Kekurangan Informasi dan Kepercayaan yang Runtuh
Banyak warga desa bahkan tidak mengetahui trase jalan yang melintasi wilayah mereka. Minimnya konsultasi publik menciptakan asimetri informasi yang besar, memicu rasa tidak percaya. Dalam teori konflik, ketidakseimbangan informasi adalah pemicu utama eskalasi. Ketika masyarakat merasa diabaikan, jalan yang seharusnya menghubungkan justru memisahkan, tidak hanya fisik tetapi juga sosial.

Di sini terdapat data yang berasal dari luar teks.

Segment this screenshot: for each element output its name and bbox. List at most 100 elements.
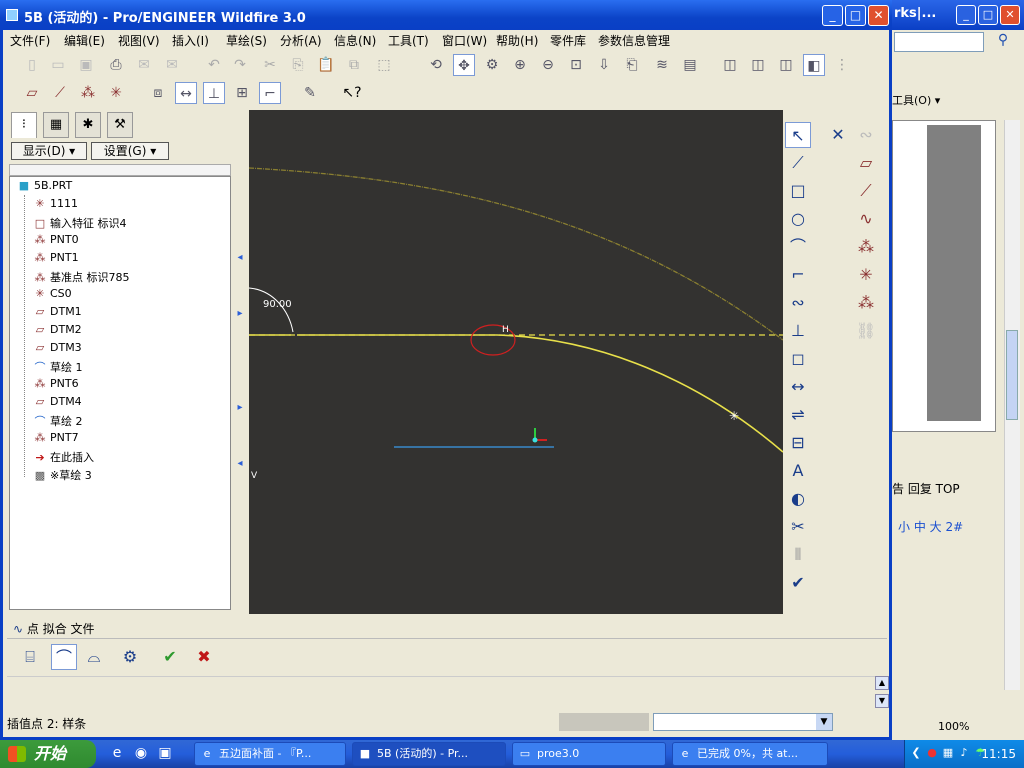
background-zoom-level[interactable]: 100%	[938, 720, 969, 733]
volume-icon[interactable]: ♪	[957, 746, 971, 760]
analysis-point-icon[interactable]: ⁂	[853, 290, 879, 316]
settings-dropdown[interactable]: 设置(G) ▾	[91, 142, 169, 160]
new-file-icon[interactable]: ▯	[21, 54, 43, 76]
modify-tool-icon[interactable]: ⇌	[785, 402, 811, 428]
open-file-icon[interactable]: ▭	[47, 54, 69, 76]
trim-tool-icon[interactable]: ✂	[785, 514, 811, 540]
view-manager-icon[interactable]: ▤	[679, 54, 701, 76]
tree-item[interactable]: ✳ 1111	[32, 197, 78, 215]
scroll-down-arrow-icon[interactable]: ▼	[875, 694, 889, 708]
datum-plane-display-icon[interactable]: ▱	[21, 82, 43, 104]
tree-item[interactable]: ⌒ 草绘 2	[32, 413, 83, 431]
tree-item[interactable]: ➔ 在此插入	[32, 449, 94, 467]
collapse-arrow-icon[interactable]: ◂	[236, 458, 244, 469]
point-tool-icon[interactable]: ⁂	[853, 234, 879, 260]
text-tool-icon[interactable]: A	[785, 458, 811, 484]
zoom-out-icon[interactable]: ⊖	[537, 54, 559, 76]
zoom-in-icon[interactable]: ⊕	[509, 54, 531, 76]
angle-dimension-text[interactable]: 90.00	[263, 299, 292, 310]
fillet-tool-icon[interactable]: ⌐	[785, 262, 811, 288]
tree-item[interactable]: ▱ DTM4	[32, 395, 82, 413]
sketch-diagnostics-icon[interactable]: ✎	[299, 82, 321, 104]
select-box-icon[interactable]: ⬚	[373, 54, 395, 76]
menu-analysis[interactable]: 分析(A)	[280, 32, 322, 49]
start-button[interactable]: 开始	[0, 740, 96, 768]
background-close-button[interactable]: ✕	[1000, 5, 1020, 25]
wireframe-icon[interactable]: ◫	[719, 54, 741, 76]
minimize-button[interactable]: _	[822, 5, 843, 26]
task-download[interactable]: e 已完成 0%，共 at...	[672, 742, 828, 766]
dimension-tool-icon[interactable]: ↔	[785, 374, 811, 400]
paste-special-icon[interactable]: ⧉	[343, 54, 365, 76]
tree-item[interactable]: ⁂ PNT7	[32, 431, 79, 449]
tree-item[interactable]: ⁂ PNT6	[32, 377, 79, 395]
display-dropdown[interactable]: 显示(D) ▾	[11, 142, 87, 160]
menu-edit[interactable]: 编辑(E)	[64, 32, 105, 49]
tree-item[interactable]: ■ 5B.PRT	[16, 179, 72, 197]
desktop-icon[interactable]: ▣	[156, 744, 174, 762]
email-icon[interactable]: ✉	[133, 54, 155, 76]
menu-insert[interactable]: 插入(I)	[172, 32, 209, 49]
tree-item[interactable]: ⌒ 草绘 1	[32, 359, 83, 377]
spline-curve[interactable]	[297, 334, 783, 453]
hidden-line-icon[interactable]: ◫	[747, 54, 769, 76]
save-icon[interactable]: ▣	[75, 54, 97, 76]
expand-arrow-icon[interactable]: ▸	[236, 402, 244, 413]
circle-tool-icon[interactable]: ○	[785, 206, 811, 232]
refit-icon[interactable]: ⊡	[565, 54, 587, 76]
favorites-tab[interactable]: ✱	[75, 112, 101, 138]
tree-item[interactable]: ✳ CS0	[32, 287, 71, 305]
plane-tool-icon[interactable]: ▱	[853, 150, 879, 176]
cut-icon[interactable]: ✂	[259, 54, 281, 76]
paste-icon[interactable]: 📋	[315, 54, 337, 76]
palette-tool-icon[interactable]: ◐	[785, 486, 811, 512]
background-font-size-links[interactable]: 小 中 大 2#	[898, 518, 963, 535]
line-tool-icon[interactable]: ⟋	[785, 150, 811, 176]
panel-splitter[interactable]: ◂ ▸ ▸ ◂	[235, 112, 245, 614]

Konflik Struktural dan Kekerasan Sistemik
Proyek ini juga menampilkan konflik struktural. Kebijakan yang membingungkan, status hukum yang tidak transparan, dan dana bagi hasil yang belum dibayarkan menciptakan ketegangan antara legislatif, masyarakat, dan pemerintah daerah. Kritik DPRD terhadap kurangnya transparansi dan dasar hukum proyek menunjukkan adanya structural violence: kekerasan sistemik yang muncul dari kebijakan yang mengabaikan hak kelompok tertentu.
Ancaman Identitas dan Ruang Hidup Masyarakat Adat
Bagi masyarakat adat O’Hongana Manyawa, hutan adalah identitas, sejarah, dan kosmologi. Jalan yang menembus hutan berarti mengikis akar eksistensi mereka. Konflik berbasis identitas lebih sulit diatasi karena yang dipertaruhkan bukan hanya materi, tapi eksistensi. Jalan ini berpotensi menjadi luka yang jauh lebih dalam daripada yang tampak.
Risiko Lingkungan dan Konflik Ekologis
Jalan yang memotong hutan sering menjadi pemicu deforestasi, pembukaan lahan baru, dan masuknya industri ekstraktif lebih jauh ke pedalaman. Hal ini bukan sekadar risiko ekologis, tetapi juga sosial. Hilangnya sumber daya alam memunculkan konflik horizontal antarwarga dan vertikal antara masyarakat dengan pemerintah. Jika lingkungan rusak, tuntutan pertanggungjawaban menjadi tak terelakkan.